■ There were 120 credit cards under the floorboards of the comedian’s Notting Hill pad, but it oozed cool
IT’S impossible to hear a Nokia 3310 ringtone and not want to shout ‘HELLO?!’ — and that’s all thanks to comedian, Dom Joly. Trigger Happy TV, which featured the 52-year-old’s famous line, not only made him a star, but also helped him shoot up the property ladder, buying a pad once visited by Marvin Gaye and then selling it to Salman Rushdie. He is now a successful travel writer.
When did you buy your first home?
In 1994. It was a converted two-bed flat on the top floor. I was the first white guy to move into All Saints Road, Notting Hill. It was described as the most policed road in the UK back then.
What made you buy it?
The price. It was in a historic building called the Mangrove. It was a radical West Indian area. I think the building had been confiscated at some stage. It had amazing history. Bob Marley had been there. Soon after, I moved in, I went to a Caribbean bakery and there was a picture of Marvin Gaye leaning out of my window — he had lived there previously. It was amazing and really cool. This was pre-Notting Hill the film, which was one street away, so this was old-school Portobello. Paula Yates lived down the road.
What put you in a position to buy?
My parents divorced, so I just wanted to get something that was mine and put roots down, without relying on them. At the time I was a producer at ITN. I was a political journalist.
Was it easy to buy?
It was straightforward — not like these days. I think the only skill that I have in being in the creative industry is knowing areas that are cool. Chelsea was a low-income place once and when it becomes hip, people without hip ruin the area. My thing is to find the hip place and buy there.
What did the place look like?
It looked like a drug den — in fact it probably was one. When I ripped up floorboards, there were 120 credit cards that had been pushed through the cracks. It so successfully looked like a drug den, a scouting agency for a film company asked if it could be used as a drug den location.
What did you do with it?
I did it up and made it quite cool. I built a staircase to the roof. When Trigger Happy TV came out, I bought the flat below and turned it into an uber bachelor pad. I wasn’t a bachelor, I’d just got married. I moved to the Cotswolds for six months and when I came back, I got a dog and had my first kid, so I decided to sell the place to Salman Rushdie.

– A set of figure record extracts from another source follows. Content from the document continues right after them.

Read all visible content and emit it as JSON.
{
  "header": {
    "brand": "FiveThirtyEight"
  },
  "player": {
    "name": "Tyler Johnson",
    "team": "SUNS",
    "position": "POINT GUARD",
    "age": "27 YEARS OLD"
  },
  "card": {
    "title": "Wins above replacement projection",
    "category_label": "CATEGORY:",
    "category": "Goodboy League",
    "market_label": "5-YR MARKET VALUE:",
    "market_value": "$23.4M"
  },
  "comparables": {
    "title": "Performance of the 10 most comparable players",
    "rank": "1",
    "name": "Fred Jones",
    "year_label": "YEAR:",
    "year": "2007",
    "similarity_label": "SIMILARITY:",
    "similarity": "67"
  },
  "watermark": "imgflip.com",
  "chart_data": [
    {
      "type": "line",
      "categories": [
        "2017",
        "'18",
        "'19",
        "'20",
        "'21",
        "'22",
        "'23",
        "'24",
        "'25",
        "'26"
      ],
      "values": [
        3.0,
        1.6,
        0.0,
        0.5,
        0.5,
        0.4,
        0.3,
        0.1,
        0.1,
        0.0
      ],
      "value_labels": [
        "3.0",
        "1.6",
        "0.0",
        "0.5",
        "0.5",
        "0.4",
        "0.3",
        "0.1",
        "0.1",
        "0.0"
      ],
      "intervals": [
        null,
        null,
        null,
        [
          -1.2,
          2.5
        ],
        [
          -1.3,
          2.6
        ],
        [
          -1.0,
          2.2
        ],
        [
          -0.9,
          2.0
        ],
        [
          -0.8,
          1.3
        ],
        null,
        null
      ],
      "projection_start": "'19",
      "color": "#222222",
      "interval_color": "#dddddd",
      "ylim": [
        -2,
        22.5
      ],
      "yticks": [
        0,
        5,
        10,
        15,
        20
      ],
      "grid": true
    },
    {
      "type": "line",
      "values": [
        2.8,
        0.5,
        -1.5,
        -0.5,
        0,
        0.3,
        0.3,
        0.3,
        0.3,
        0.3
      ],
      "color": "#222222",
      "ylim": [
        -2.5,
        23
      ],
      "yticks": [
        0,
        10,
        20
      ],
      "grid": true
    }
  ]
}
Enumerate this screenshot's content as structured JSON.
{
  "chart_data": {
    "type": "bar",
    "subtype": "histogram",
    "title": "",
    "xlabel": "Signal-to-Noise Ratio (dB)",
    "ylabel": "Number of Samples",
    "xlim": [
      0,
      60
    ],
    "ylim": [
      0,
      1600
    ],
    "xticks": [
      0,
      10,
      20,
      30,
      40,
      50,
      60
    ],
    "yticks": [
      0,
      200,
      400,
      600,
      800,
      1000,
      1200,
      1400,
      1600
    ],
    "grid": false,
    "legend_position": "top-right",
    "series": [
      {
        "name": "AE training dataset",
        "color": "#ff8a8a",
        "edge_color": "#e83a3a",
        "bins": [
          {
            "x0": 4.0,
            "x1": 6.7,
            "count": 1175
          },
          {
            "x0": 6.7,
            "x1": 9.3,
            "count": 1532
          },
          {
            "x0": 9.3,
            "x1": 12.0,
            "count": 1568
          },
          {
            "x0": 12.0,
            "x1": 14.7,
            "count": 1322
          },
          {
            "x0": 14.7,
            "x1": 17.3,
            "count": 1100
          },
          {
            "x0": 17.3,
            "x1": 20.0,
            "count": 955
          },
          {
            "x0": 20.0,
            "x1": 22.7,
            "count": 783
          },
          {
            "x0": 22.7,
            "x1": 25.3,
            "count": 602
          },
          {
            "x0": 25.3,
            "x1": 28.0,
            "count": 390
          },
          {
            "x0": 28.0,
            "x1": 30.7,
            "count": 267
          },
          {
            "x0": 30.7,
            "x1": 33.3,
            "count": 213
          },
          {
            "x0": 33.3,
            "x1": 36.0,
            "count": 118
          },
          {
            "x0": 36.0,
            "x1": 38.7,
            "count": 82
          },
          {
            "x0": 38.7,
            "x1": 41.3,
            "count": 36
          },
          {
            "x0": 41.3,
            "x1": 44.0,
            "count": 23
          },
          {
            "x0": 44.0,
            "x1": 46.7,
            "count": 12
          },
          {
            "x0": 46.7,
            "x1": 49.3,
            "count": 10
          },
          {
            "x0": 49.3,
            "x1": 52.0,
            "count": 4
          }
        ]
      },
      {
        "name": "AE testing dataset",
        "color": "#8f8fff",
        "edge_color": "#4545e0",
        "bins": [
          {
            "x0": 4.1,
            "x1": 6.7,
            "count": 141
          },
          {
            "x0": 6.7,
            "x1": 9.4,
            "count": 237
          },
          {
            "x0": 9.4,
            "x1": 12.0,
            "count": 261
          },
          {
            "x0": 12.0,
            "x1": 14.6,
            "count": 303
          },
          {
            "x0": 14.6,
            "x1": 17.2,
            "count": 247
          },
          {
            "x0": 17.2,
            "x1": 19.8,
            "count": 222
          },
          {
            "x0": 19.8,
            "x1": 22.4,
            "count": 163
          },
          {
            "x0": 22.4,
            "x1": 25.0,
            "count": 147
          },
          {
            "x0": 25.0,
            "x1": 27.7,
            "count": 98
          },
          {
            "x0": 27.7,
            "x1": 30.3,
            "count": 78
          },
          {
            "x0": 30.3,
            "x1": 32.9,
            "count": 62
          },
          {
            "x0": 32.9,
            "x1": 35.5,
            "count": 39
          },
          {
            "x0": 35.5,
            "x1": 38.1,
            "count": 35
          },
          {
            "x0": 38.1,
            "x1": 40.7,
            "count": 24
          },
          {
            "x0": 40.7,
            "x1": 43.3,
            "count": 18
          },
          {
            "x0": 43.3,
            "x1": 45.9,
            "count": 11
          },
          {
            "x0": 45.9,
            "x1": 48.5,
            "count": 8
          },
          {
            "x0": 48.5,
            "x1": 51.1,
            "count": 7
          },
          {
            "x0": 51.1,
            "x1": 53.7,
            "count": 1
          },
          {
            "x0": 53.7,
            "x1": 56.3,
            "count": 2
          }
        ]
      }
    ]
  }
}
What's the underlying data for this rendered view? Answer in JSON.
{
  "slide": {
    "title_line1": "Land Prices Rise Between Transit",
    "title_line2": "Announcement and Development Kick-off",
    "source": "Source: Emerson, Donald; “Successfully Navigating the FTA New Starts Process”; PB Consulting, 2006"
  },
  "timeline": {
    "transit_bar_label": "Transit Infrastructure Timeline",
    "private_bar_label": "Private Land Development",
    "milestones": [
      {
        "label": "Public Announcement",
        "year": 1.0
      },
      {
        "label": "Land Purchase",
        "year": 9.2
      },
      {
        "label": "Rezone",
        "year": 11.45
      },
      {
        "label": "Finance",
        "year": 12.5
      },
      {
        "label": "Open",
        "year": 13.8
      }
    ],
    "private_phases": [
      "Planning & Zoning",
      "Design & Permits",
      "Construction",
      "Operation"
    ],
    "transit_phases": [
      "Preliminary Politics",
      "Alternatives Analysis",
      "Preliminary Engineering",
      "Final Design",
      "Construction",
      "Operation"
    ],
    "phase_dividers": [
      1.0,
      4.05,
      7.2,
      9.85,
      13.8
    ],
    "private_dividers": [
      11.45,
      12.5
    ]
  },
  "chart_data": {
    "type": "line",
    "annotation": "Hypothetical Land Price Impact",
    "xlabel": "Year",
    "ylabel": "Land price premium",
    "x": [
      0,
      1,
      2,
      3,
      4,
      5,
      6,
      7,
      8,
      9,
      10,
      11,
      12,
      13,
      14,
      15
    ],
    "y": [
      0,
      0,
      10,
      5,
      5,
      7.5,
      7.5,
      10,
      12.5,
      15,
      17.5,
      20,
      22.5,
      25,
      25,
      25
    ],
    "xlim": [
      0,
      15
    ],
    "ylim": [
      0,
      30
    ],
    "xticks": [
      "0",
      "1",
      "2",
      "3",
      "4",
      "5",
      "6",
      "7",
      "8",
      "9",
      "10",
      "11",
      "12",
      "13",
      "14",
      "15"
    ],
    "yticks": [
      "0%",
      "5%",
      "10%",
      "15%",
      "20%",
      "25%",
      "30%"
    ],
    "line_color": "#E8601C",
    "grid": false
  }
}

When I knew he was moving into the flat, I told everyone I would re-tile the roof with the words ‘Salman Rushdie lives here’ or a big target. I was really going to do it, but in the end I discovered I had a moral backbone.
How big a change was life in the Cotswolds?
I bought two places in the Cotswolds, I’m now in Cheltenham. I wanted to be in the country and about an hour and a half from London, but not in the commuter belt. I wanted to be somewhere weird. In the end, it was the one area that was more expensive than Notting Hill, every village seemed to have its own celeb. At one point a tour bus was doing the rounds, which ended with people staring at me. I wanted the escape but the irony is you’re more anonymous in the city.
You are a travel writer. Have you always had itchy feet?
I have constantly got wanderlust. There is nothing more exciting than exploring new countries. I finally have a man library in my home, so currently I’m the least wanderlusty I’ve ever been. I’m doing a festival and a UK tour, Dom Joly’s Holiday Snaps, because mine are quite interesting. It has made me realise I have been non-stop travelling for 20 years. For once I’m finally in a place I love.
You have a ‘gangster cat’. What is so gangster about it?
He came from the ‘hood in Cheltenham and had been shot by a BB gun, got run over and is now a one-eyed limping cat. The Ronnie Kray of cats now rules a nice Georgian area in Cheltenham.
■ Dom’s book The Hezbollah Hiking Club is out now. He will be speaking at Stanfords’ Travel Writers Festival at Destinations: The Holiday And Travel Show on February 1, at Olympia London, destlondon.seetickets.com
All about… Notting Hill
Notting Hill has renounced much of its bohemian, laid-back spirit in recent years to make way for rich creative types who are drawn to the pretty cottages and handsome Victorian town houses in this picturesque part of West London. That’s not to say it has lost all its charm. The Portobello Road market still buzzes, it is home to Europe’s biggest street festival, and ducks under the uber cool London radar to retain some nice down-to-earth pubs and great Caribbean food. It is, of course, eye-wateringly expensive to buy a house. Last year most property sales in Notting Hill involved flats that sold for on average £1,072,831. Terraced properties sold for an average price of £4,006,101, while semi-detached properties fetched £5,864,190. Notting Hill has an overall average price of £2,058,263.